Potential impact on investments from sovereign wealth funds and pension funds if tax benefits sunset clause is not extended


Mumbai

Investments from sovereign wealth funds (SWFs) and pension funds could take a hit if the sunset clause extending tax benefits to such funds is not extended in this year’s Budget.

The government first incentivised such funds by providing them with tax exemptions on income earned by way of dividend, interest and long-term capital gains arising from investments in specified infrastructure businesses through Budget 2020. This was for investments made till March 31, 2024.

Flow of investments

“This move had significantly benefitted India as there was a large influx of investments by these funds. Further, the UAE and Saudi Arabia had suggested that they will substantially increase their investments into India,” said SR Patnaik, Partner and Head – Taxation, Cyril Amarchand Mangaldas.

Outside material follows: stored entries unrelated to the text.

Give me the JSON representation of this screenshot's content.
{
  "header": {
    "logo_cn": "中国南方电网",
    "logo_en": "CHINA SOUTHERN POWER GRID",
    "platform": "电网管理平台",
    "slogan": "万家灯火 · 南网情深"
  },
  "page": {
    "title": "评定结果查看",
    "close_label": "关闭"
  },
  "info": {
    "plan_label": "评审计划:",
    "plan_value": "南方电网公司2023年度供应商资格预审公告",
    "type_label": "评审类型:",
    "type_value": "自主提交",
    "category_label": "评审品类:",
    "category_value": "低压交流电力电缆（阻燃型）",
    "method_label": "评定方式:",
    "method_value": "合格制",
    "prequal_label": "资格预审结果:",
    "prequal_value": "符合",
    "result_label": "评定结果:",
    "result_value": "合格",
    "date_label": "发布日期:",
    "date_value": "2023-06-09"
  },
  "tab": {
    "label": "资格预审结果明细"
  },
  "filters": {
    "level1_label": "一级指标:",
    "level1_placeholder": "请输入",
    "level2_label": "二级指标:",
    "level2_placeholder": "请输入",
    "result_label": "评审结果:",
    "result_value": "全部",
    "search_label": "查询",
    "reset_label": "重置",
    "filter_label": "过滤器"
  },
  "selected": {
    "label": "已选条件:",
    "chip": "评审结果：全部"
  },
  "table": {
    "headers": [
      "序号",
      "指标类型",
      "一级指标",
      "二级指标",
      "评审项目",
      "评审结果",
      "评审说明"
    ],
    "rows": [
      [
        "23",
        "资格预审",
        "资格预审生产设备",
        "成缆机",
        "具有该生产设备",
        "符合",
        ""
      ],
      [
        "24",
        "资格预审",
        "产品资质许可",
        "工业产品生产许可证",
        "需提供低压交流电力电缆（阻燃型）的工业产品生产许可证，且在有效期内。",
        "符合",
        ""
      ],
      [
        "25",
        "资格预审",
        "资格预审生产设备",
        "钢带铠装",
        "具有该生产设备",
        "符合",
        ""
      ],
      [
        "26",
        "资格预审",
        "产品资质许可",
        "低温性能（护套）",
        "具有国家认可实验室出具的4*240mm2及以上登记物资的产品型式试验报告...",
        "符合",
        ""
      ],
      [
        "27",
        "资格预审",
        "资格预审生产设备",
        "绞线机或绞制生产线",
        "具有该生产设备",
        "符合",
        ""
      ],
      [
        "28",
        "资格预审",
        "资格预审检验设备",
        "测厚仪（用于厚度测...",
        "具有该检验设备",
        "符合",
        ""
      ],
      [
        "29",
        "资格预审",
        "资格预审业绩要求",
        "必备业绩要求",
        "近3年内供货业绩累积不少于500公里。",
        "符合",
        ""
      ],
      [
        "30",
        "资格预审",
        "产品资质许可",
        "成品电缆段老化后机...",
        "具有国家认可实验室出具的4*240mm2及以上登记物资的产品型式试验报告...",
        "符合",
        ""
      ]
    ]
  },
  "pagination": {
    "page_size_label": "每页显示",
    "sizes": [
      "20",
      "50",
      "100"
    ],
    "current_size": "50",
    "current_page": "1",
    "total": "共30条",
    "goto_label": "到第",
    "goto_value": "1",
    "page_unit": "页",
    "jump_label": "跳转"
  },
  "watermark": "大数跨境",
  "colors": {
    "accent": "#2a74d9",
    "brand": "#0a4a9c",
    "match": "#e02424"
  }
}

Last year, the government extended the sunset clause by a year to March 31, 2025.

Market at nascent stage

According to Patnaik, the market in India for SWFs and pension funds is still at a nascent stage and there is a lot of scope for further investments into India. This makes it imperative for the government to extend the sunset clause by another year, at least.

“Several funds have already availed of this exemption and many of these investments would need additional funds on an ongoing basis. Given the key role infrastructure development will have in making India a $26 trillion economy, one does hope that this exemption is extended for further investments,” said Keyur Shah, Tax Leader – Financial Services, EY India.

Experts believe that these tax exemptions have provided a fillip to the infrastructure sector in India. Global sovereign wealth funds increased direct investments in India at $6.71 billion in 2022 versus $3.79 billion in 2021, according to the Sovereign Wealth Fund Institute. Further, during the end of 2023, the UAE and Saudi Arabia declared their intent to invest $75 billion and $100 billion, respectively in India.

According to Bijal Ajinkya, Partner at Khaitan & Co, gains from unlisted bonds and debentures are currently classified as short-term capital gains irrespective of the holding period. This may discourage investments from SWFs and pension funds that rely on long-term capital gains exemptions.

“Exempting such funds from gains on debt instruments would be imperative to ensure sustained interest of SWFs to invest in the India growth story,” she said.

Last year, the Budget did not extend the sunset clause applicable to newly set-up manufacturing companies, which enabled them to avail of a concessional tax rate of 15 per cent.

Similarly, in 2023, the government did not extend the concessional tax rate of 5 per cent on the interest income of rupee-denominated bonds given to foreign portfolio investors.